Vertebrae failing to fuse. There are many reasons why bones do not fuse together. Common ones include smoking, osteoporosis, obesity, and malnutrition. Smoking is by far the greatest factor that can prevent fusion. Nicotine is a toxin that inhibits bone-growing cells. If you continue to smoke after your spinal surgery, you could undermine the fusion process.

Hardware fracture. Metal screws and plates used to stabilize the spine are called “hardware.” The hardware may move or break before the bones are completely fused. If this occurs, a second surgery may be needed to fix or replace the hardware.

Bone graft migration. In rare cases (1 to 2%), the bone graft can move from the correct position between the vertebrae soon after surgery. This is more likely to occur if hardware (plates and screws) is not used or if multiple vertebral levels are fused. If this occurs, a second surgery may be necessary.

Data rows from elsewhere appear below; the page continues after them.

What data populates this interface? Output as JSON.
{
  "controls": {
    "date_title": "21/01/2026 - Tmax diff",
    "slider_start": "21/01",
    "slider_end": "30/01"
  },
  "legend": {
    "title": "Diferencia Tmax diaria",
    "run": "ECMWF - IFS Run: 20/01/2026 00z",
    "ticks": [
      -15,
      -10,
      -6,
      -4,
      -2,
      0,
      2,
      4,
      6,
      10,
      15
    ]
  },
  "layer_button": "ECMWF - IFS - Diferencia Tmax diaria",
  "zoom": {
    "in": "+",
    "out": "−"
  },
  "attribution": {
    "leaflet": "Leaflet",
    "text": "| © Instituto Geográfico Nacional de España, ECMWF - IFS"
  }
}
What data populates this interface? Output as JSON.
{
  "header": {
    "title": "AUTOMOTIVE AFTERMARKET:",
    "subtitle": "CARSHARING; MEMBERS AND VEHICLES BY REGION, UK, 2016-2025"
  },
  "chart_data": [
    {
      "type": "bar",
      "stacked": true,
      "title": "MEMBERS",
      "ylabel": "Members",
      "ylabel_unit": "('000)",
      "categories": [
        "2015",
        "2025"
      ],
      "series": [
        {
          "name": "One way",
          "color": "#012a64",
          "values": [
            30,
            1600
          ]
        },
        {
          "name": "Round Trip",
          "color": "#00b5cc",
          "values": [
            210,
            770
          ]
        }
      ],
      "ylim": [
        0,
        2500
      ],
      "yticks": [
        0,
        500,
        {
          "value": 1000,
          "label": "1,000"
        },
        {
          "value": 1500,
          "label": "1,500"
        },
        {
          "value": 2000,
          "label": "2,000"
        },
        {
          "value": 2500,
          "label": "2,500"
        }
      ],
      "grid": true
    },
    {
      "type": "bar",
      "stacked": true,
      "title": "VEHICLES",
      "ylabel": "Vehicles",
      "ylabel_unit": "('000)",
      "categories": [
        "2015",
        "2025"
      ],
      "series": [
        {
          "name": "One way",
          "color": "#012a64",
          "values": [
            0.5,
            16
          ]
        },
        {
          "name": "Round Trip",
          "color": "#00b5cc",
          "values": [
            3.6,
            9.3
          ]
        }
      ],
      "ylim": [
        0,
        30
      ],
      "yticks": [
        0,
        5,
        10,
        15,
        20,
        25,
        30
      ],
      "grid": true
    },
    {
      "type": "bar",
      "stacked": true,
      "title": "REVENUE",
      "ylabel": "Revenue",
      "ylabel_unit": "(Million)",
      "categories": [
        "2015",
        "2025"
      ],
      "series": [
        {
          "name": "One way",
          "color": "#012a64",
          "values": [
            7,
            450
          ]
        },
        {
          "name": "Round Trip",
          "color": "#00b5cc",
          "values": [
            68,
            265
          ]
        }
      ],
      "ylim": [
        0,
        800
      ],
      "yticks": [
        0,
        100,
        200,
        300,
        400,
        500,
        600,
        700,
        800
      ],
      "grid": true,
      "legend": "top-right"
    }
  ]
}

Transitional syndrome. Fusion of a spine segment causes extra stress and load to be transferred to the discs and bones above or below the fusion. The added wear and tear can eventually degenerate the adjacent level and cause pain.

Nerve damage or persistent pain. Any spine surgery comes with the risk of damaging the nerves or spinal cord. Damage can cause numbness or even paralysis. Some pathologies may permanently damage a nerve making it unresponsive to surgery.

Infection. The risk usually varies between 1-5%. Some are minor and some can be serious. A minor infection can be treated by antibiotics and your stay in hospital may be prolonged. Sometimes it may require further surgery to clean the wound. If implants are installed, they may need to be removed and further extensive fusion is performed.

Dural Tears: There is a small risk of dural tear during surgery. It is a tear in the outer lining/ covering of spinal sac land contains fluid known as CSF. This fluid may leak from the tear. These are usually repaired during surgery or closed with tissue sealents. Even then, it may leak through the wound and cause headaches. Sometimes it may get infected and further surgery and longer hospitalization stay may be required.

Disclaimer: The description of procedure is how usually a surgery is done. During the procedure, based on intra operative encounters which varies from patient to patient different steps may be performed.